Wilson knows that all living systems are complex and he acknowledges the work of a group of computer-oriented “complexity theorists” who are searching for precise mathematical models or algorithms to explain the emergence of such phenomena as cells, ecosystems, and minds (see Kauffman, 1993; Langton, 1989; Morowitz, 1995). He writes that he is impressed by their sophistication and spirit, and his heart is with them, but his mind is not, “at least not yet” (1998a, p. 88).
Wilson thinks that, so far at least, complexity theorists lack data, their propositions need more detail, and their conclusions tell us little that is really new. His real concern, however, is that none of the elements of complexity theory has anything like the generality and adherence to factual detail that he would like to see in a true scientific theory. Living systems are complex, but after giving all due respect to complexity theory, Wilson still thinks that “the laws of physics and chemistry … are enough to do the job, given sufficient time and research funding” (1998a, p. 91).
If Wilson is skeptical about complexity theory, he sees even less scientific value in the concept of metaphor. This is curious, because he recognizes the importance of metaphor, especially in the creative arts (1998a, pp. 218-22). And when he writes about culture, he could easily be writing about a CBM or common body of metaphor. “Culture, rising from the productions of many minds that interlace and reinforce one another over many generations, expands like a growing organism into a universe of seemingly infinite possibility” (l998a, pp. 223). It “is historical; includes ideas, patterns, and values … is based upon symbols; and … each society creates culture and is created by it” (1998a, pp. 130-31).

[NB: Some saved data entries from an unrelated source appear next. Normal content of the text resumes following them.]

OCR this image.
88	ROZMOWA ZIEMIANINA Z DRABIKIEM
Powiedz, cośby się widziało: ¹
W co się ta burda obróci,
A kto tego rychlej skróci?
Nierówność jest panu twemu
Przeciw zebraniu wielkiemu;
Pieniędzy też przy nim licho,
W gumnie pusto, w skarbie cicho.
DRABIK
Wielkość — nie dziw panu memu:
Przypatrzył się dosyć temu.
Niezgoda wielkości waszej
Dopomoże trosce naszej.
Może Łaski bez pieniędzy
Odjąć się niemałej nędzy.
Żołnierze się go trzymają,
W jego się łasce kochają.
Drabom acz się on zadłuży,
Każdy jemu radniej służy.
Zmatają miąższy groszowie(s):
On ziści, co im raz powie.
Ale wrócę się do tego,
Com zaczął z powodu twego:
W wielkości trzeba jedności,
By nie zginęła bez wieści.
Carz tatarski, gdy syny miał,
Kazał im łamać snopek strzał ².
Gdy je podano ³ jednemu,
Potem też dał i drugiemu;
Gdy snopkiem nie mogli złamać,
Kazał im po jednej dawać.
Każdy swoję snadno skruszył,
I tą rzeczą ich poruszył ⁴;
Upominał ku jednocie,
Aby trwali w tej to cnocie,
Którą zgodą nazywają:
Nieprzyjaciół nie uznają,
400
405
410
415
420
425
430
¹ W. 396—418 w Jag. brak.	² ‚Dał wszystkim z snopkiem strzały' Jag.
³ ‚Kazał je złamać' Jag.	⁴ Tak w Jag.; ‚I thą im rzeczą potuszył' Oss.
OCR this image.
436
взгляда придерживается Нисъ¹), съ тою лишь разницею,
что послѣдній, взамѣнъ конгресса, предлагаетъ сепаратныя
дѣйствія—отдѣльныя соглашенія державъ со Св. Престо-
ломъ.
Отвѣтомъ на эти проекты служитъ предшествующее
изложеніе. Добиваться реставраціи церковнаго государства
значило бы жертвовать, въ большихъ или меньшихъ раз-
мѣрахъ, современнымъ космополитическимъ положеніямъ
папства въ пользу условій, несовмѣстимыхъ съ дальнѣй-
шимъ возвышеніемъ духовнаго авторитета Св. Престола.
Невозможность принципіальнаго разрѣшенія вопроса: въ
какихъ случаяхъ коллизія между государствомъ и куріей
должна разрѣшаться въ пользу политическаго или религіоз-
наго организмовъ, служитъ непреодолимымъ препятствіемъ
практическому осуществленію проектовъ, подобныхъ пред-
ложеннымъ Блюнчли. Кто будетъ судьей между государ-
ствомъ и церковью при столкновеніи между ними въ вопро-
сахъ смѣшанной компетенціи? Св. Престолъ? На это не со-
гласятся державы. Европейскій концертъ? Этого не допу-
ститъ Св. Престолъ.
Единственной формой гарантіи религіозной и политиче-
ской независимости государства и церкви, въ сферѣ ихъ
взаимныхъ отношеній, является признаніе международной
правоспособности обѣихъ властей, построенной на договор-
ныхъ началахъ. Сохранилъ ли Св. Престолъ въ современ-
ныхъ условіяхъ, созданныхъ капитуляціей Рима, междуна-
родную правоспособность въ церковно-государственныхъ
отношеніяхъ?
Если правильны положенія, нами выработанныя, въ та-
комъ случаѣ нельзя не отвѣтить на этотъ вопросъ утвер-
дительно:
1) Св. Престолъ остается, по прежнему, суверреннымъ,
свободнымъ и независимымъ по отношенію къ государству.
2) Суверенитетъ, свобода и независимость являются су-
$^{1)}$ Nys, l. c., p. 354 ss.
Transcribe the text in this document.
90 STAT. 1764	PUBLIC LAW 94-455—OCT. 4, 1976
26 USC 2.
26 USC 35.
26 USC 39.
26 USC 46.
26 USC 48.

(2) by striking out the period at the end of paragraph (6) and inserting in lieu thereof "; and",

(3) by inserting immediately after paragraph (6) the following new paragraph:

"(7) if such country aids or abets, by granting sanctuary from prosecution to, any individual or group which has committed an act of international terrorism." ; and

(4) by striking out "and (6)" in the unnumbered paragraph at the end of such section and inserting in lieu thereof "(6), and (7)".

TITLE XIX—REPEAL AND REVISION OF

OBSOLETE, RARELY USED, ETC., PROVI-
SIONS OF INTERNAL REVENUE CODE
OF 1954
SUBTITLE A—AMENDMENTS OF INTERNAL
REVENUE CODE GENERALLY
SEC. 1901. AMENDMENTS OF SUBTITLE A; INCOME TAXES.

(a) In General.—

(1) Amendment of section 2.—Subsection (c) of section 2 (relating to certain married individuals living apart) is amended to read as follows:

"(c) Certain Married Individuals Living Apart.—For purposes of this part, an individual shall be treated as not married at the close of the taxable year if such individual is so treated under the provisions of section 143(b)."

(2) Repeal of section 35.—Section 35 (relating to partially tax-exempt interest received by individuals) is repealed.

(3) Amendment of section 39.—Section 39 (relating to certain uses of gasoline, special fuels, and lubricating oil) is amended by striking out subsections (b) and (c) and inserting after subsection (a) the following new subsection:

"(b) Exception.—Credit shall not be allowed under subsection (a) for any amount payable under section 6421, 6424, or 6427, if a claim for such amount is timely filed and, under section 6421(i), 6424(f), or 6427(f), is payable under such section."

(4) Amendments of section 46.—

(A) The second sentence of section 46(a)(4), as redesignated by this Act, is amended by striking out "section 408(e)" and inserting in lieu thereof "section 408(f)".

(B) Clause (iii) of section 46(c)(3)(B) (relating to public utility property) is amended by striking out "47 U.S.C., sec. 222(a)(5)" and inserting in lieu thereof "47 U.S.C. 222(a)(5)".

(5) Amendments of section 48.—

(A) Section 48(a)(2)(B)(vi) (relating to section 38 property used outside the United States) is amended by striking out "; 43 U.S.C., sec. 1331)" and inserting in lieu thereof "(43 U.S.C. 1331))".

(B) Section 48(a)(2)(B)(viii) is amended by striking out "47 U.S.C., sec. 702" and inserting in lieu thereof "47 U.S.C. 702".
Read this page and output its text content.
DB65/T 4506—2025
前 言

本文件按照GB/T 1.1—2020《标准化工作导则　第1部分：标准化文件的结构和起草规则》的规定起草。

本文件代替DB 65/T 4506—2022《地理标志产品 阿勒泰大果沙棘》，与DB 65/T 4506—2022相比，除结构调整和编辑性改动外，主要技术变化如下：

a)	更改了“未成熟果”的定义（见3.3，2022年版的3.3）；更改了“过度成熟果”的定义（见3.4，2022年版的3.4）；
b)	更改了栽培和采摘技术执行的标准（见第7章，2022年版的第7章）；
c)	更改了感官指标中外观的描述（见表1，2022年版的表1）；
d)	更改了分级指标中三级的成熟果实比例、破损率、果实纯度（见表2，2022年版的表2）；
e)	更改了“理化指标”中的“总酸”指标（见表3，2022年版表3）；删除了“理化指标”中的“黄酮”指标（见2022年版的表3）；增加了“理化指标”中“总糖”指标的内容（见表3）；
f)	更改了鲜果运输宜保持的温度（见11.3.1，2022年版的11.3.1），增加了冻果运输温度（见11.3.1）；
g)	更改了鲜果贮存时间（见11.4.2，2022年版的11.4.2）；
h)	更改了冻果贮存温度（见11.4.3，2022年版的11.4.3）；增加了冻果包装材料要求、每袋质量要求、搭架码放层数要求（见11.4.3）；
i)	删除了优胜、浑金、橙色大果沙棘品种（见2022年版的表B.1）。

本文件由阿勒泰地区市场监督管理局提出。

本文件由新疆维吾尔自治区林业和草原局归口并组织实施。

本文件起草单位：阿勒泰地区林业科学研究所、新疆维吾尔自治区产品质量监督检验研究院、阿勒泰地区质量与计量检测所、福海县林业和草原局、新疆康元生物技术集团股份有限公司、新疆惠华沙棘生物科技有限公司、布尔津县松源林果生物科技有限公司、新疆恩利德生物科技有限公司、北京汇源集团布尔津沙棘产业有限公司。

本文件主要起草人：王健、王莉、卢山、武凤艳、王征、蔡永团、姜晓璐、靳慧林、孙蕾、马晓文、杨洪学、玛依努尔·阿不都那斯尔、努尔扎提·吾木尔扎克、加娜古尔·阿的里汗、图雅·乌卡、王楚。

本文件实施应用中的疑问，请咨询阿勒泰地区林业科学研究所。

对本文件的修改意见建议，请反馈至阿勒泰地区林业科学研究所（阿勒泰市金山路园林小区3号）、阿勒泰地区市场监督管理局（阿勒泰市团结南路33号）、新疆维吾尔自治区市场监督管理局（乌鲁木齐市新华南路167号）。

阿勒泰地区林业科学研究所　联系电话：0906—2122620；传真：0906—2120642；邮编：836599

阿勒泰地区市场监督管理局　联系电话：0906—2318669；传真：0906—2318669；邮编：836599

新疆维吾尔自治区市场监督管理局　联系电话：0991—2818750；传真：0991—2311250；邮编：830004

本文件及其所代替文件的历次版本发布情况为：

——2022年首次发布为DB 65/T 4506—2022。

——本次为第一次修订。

The inborn ability to generate metaphors with ease and move them fluidly from one context to another is a special human adaptive power granted to the arts by the genetic evolution of the brain (1998a, p. 219). But Wilson argues that art is the antithesis of science because it has no scientific meaning or value (1998a, p. 218). Metaphor does not lend itself to reduction and cause-and-effect scientific analysis. Therefore, by its very nature, metaphor cannot precisely explain why anything occurs and cannot contribute anything meaningful to a consilience of factual knowledge about the management of organizations.
Is a consilience of the art and science of managing organizations possible? Maybe. Wilson believes that the search for a consilience of all scientific knowledge will provide coherent explanations for all relevant phenomena across multiple levels of complexity, from neuron and brain, to organization, and to society as a whole. He begins with the assumption that all tangible phenomena are based on material processes that are ultimately reducible to the laws of physics. All explanations are causal and all causes are material. Unfortunately, his beginning assumptions are far too restrictive to guide the formative stages of a consilience of our knowledge about organizations and other complex human systems.
Art and science both foster new and creative ways to understand organizations and communicate what we know about them. They both generate and employ metaphors of management that help us form our perceptions, assumptions, and new ideas about organizations. Both inspire our imagination. Research in the art and science of management will continue systematically to gather knowledge about the behavior of people in organizations and try to present that knowledge in new and testable theories, concepts, and hypotheses. But future research also must be pursued with enough flexibility to permit the emergence and investigation of entirely new knowledge about organizations and the way we manage them.